“Where’s your boyfriend?” a man asked me on the summit of Slide Mountain, the highest peak in the Catskills. It’d been a bad week, so I’d left work early that Friday and escaped to the mountains, my go-to move when the world’s feeling extra heavy. This was my third summit of the day, and I was still feeling great.
The man wasn’t alone. Both him and his male friend were in their late 40s and donned expensive hiking gear. They went on trips together as frequently as they could. The Presidential Traverse, Devil’s Path, most of their hiking was in the East, but they hiked out West and abroad when they could.
“Who do you hike with normally?” one asked as we hiked down the mountain together.
Sometimes my dad, I answered. Occasionally friends. Mostly myself.
“Someday you’ll find a boy who can keep up with you. Shame you live so far away. We’d invite you to hike with us once and a while. Take you under our wing, you know.”
Men and women approach my outdoors aloneness differently. Women are instantly supportive. Even if they don’t understand why I want to forgo showers and porcelain toilets for several months, they are excited and proud that I’m doing it. Good for you! cheer the older women with a nostalgic gleam in their eyes, thinking, perhaps, how this reality wasn’t available to them 40 years ago.
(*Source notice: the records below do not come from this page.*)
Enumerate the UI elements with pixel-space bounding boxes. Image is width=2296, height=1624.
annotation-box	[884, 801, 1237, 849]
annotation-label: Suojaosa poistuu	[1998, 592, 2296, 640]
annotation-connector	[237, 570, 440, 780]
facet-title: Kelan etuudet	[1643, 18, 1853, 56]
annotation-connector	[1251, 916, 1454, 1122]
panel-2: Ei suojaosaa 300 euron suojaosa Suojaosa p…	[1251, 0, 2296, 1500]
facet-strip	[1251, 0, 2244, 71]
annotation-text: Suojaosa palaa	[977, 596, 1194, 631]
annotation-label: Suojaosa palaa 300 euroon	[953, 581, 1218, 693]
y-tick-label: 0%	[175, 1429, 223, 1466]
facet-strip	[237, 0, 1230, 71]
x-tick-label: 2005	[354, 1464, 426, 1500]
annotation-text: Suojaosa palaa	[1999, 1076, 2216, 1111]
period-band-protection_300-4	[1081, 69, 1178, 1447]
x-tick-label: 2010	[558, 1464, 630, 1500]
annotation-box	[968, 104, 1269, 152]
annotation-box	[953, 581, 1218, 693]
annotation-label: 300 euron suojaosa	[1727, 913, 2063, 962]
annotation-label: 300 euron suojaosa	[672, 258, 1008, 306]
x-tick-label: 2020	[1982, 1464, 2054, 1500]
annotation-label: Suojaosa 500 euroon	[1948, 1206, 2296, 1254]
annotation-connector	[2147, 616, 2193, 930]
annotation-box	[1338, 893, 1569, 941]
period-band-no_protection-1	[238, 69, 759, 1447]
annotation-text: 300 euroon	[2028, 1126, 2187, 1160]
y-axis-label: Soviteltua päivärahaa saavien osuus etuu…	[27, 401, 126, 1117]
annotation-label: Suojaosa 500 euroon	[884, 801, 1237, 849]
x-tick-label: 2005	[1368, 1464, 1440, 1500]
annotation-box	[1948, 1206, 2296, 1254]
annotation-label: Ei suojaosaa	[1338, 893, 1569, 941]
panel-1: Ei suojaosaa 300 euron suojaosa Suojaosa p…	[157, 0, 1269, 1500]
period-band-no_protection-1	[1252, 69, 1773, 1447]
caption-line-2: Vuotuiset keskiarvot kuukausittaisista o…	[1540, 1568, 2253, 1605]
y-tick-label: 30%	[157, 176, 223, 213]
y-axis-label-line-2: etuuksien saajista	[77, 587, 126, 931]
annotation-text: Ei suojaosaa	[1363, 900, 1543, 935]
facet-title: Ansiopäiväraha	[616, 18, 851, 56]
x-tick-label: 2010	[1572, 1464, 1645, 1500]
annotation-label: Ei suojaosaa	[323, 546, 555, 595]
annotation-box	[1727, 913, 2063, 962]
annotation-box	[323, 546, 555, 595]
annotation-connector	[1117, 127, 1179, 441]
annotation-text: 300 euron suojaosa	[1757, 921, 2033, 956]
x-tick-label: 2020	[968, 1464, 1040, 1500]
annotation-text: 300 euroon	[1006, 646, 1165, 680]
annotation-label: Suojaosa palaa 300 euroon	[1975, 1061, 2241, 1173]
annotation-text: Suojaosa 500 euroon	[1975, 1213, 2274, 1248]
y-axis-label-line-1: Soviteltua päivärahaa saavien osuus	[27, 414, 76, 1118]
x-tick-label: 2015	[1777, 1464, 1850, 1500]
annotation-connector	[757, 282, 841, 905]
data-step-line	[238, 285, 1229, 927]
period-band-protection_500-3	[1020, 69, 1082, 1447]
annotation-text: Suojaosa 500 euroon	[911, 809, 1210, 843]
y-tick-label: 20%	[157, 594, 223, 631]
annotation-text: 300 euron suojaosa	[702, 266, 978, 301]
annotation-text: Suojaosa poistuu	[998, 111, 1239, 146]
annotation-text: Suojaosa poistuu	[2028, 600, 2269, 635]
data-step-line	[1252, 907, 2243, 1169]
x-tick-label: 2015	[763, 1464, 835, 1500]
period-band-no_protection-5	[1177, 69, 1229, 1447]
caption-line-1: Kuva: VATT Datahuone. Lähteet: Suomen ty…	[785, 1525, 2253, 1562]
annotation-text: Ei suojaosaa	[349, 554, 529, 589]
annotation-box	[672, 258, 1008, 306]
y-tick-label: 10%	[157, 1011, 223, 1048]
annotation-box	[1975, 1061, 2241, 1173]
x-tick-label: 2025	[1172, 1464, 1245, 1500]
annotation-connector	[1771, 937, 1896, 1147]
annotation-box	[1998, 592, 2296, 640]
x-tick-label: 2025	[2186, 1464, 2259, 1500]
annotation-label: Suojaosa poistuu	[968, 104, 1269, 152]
Men approach me with questions. Why are you here? Why are you alone? They see my aloneness as an aberration, a question in need of an answer. They look for explanations when I don’t offer one. Maybe I’m a slow hiker. Maybe I’m really fussy and no one wants to put up with me. Maybe I’m running away.
I’m not sure why women alone in the wild makes men uncomfortable. But I have a few guesses.
Flash forward a year from my encounter with the two men in the Catskills and I’m hiking alone in Glacier National Park. Copious signs warn about bear activity in the area. Hiking alone is something they strongly advise against, but besides that, I’ve taken every other precaution. I carry bear spray in the side of my backpack. I clang my poles together. I sing the new Harry Styles’ song as I walk. Noise, the signs and videos and brochures tell me. Make noise.
So I do.
And then something stirs on the path ahead of me.
It’s small and brown. But then it moves and it gets bigger and bigger.
It had been sleeping with its head on the trail and its body in a copse of bushes. I know it’s a grizzly because of the distinctive hump between its shoulders. I also know it’s a grizzly because I’ve seen black bears before and ohmygod this is not one of them.
I keep making noise and backing away slowly, not taking my eyes off it as it continues moving. My entire body has gone cold and my heart races. Slowly, slowly, I creep back the way I came. Not running. Never running. I walk ten minutes until I encounter the family of four I’d passed earlier. I tell them about the grizzly. We decide to approach it together and see where it has moved to. We’re only three miles into an 18 mile hike, and neither of us wants to turn around and call it a day. Between the five of us we have two cans of bear spray. Just in case.
The bear has moved off into the bushes, but we can still see it from the trail as we approach. The little boy in the family threatens tears. We make noise and can hear it moving through the undergrowth. Toward us or away from us, it’s hard to tell. All of us keep our eyes peeled for cubs. No sign.
Eventually it disappears completely.
We hike onward.
I’ve been on the road now for a month and a half now and my encounter with the grizzly was the scariest moment I’ve had so far. But it’s also the one that makes me feel the most pride.
There are countless valuable lessons for girls and women to learn from the wild, but there’s something unique to be learned by being alone. To feel empowered by your own mind and within your own body. To believe you can survive no matter what the world throws at you. To taste, even if only briefly, what the world is like with no fear, only strength.
There is no shortage of things to be fearful about—spiders, darkness, creepy campsite dudes—but we can’t let that stop us from exploring and getting our hands dirty. It’s OK to be scared, and there’s a fine line between actions that are bold and actions that are stupid, but instead of teaching girls to be afraid, we need to teach them to be brave. To face the darkness, the grizzly, the guy who tells her she shouldn’t be here alone.
Toward the end of my hike in Glacier, I meet a park ranger who is guiding a private backpacking trip for a family of three. The girl isn’t older than five. Her parents carry all of her things.
“You did the whole loop by yourself?” the ranger asks me as we make small talk.
“I’m very impressed,” he says.
As I turn to finish the last three miles, I hear the ranger say behind me, “See that, Mariana? You’ll be just like her someday.”